When 3007 Albemarle went on the market in March 2020, Paul and Nez Harrison saw potential. It offered a chance to live closer to their young son’s school and his grandmother, a resident of The Essex. They also thought they could finance the purchase and property improvements by splitting the lot in two, and building a home on the new second lot to sell.
The Harrisons closed on the property in June 2020 and set about drawing up plans and getting approvals, which is when this unusual lot began generating an unusual amount of attention from the neighbors.
Many times, as I walked down the street and on the trails, neighbors would stop me and want to talk about 3007 Albemarle, as I live close to the property and was considered an “impacted neighbor.” By the time the Board of Zoning Adjustment heard the Harrisons’ case for a special exception in July of this year, more than 160 exhibits had been filed, many of them letters of opposition and support.
Given the lot’s large size, the BZA needed to weigh in on the subdivision as a special exception to the zoning regulation. The Harrisons also needed approvals from the Department of Energy and the Environment for their stormwater management plan, and from the Department of Consumer and Regulatory Affairs for buildig a second house and rebuilding the existing house, which is closer to 31st and Appleton Streets than to Albemarle. From the DC Public Space Committee, they would need permits to install an Appleton Street curb cut for a driveway connecting the primary home to the street grid.
The Harrisons also appeared twice before ANC 3F: once to seek support for the Appleton curb cut and the other for the subdivision of their lot. They received unanimous support from the commissioners each time.
Support from the neighbors was not unanimous. Their objections included loss of privacy, stormwater runoff, the use of the pipestem driveway, and the precedent that would be set by increasing the density of this part of the neighborhood.
In an effort to address the neighbors’ concerns, the Harrisons hired landscape architects and stormwater management experts to draw up plans for stormwater infrastructure projects. They also laid out plans for plantings to shield the neighbors’ backyards from the future occupants of the lot’s second home.
Some neighbors were satisfied with the Harrisons’ efforts and withdrew their objections. Three who were not hired attorneys and raised their objections during the July 20th BZA hearing.
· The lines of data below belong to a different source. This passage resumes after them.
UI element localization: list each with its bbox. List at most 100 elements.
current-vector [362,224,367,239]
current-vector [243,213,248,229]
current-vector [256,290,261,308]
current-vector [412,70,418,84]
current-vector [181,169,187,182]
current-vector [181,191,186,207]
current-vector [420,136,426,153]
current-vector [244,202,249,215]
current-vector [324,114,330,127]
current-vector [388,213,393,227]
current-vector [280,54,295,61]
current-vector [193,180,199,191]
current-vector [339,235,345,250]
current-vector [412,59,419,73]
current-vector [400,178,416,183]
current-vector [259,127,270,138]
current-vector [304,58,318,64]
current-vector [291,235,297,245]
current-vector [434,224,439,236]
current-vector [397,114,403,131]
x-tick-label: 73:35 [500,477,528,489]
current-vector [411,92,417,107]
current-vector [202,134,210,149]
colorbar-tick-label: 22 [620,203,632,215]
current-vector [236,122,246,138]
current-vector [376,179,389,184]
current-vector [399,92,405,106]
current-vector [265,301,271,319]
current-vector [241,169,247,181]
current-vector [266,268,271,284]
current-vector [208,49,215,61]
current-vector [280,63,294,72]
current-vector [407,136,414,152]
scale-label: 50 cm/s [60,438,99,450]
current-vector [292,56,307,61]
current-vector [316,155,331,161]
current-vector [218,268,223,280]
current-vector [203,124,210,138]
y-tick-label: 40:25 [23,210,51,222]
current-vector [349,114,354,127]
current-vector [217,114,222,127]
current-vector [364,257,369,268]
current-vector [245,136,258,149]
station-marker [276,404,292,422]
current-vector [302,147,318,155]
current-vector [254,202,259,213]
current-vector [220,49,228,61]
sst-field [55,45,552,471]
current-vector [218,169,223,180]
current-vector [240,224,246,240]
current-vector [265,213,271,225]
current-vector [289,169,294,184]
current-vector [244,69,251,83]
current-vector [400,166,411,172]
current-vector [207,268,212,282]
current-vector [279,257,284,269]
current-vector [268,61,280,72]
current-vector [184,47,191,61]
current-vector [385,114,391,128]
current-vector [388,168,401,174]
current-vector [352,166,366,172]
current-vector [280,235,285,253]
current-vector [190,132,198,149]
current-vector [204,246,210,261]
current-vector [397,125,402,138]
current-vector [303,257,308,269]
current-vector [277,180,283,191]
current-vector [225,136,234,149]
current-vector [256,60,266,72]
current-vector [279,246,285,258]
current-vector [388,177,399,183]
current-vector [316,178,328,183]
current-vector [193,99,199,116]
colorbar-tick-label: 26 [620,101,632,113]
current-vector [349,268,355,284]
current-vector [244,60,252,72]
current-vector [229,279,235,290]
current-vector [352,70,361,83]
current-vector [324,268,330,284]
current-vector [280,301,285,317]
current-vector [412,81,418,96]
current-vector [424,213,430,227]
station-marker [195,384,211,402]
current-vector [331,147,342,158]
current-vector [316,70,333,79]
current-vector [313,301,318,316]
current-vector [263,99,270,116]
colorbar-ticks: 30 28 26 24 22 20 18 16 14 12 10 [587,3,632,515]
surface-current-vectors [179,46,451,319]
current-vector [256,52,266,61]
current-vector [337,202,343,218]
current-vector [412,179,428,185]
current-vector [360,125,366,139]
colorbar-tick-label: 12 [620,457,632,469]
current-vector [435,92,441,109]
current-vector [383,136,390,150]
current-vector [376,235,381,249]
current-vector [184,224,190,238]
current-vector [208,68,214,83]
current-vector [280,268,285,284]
ANC 3F03 commissioner Dipa Mehta, whose single member district includes 3007 Albemarle, testified at the hearing in support of the Harrisons’ plans. She, like some objectors, raised precedent. But in this case, she said that if the BZA were to deny the requested zoning relief, it would set a precedent “inconsistent with the District’s goals for density and housing.” (Disclosure: I also testified in favor.)
Mehta attended many meetings and site visits with the Harrisons, their architect and stormwater management consultants, and the property’s immediate neighbors. She laid out the engagement process in detail in a letter of support submitted to the BZA in May.
ANC 3F Commissioner Stan Wall also testified in support of the Harrisons’ plans, in the context of the need for more housing in Ward 3 to prevent displacement in other neighborhoods. Wall, who lives five blocks from 3007 Albemarle, was asked by an opposing neighbor’s attorney to explain the concept of displacement.
Wall did so in this way: If a family with the means to buy a home in Forest Hills or anywhere in DC can’t find a house that suits their needs, they will find something less expensive and make it into what they want. The family who could only afford the more modest house would be displaced or would go on to displace another would-be buyer with even more limited means. More housing is needed, Wall said, at all levels of affordability.
After weighing the testimony, the five BZA members voted unanimously on July 27th to approve the Harrisons’ plans for 3007 Albemarle. Deciding factors included ANC 3F’s report on the review process and support from the Office of Planning. The board members were not persuaded by adjoining neighbors’ concerns about losing privacy or the enjoyment of their backyards.
“It’s difficult to understand how there could be privacy concerns for two houses on 18,000 square foot and 12,000 square foot lots, respectively,” said BZA Vice Chair Lorna Johns. Johns also noted that loss of views is not protected by zoning regulations.
Fellow board member Chrishaun Smith said the testimony about the use of front and rear yards was irrelevant. “Zoning only articulates how a home may be constructed,” he said.
Forest Hills Connection asked the Harrisons and the three neighbors who brought their complaints to the July 20th BZA hearing for their thoughts on the board’s decision.
“We are very pleased with the Board of Zoning Adjustment’s decision, and will remain focused on sustainability and limiting impacts on the community as we move towards construction,” Paul Harrison told Forest Hills Connection.
Only one of the neighbors responded. Mary Lee referred us to the record.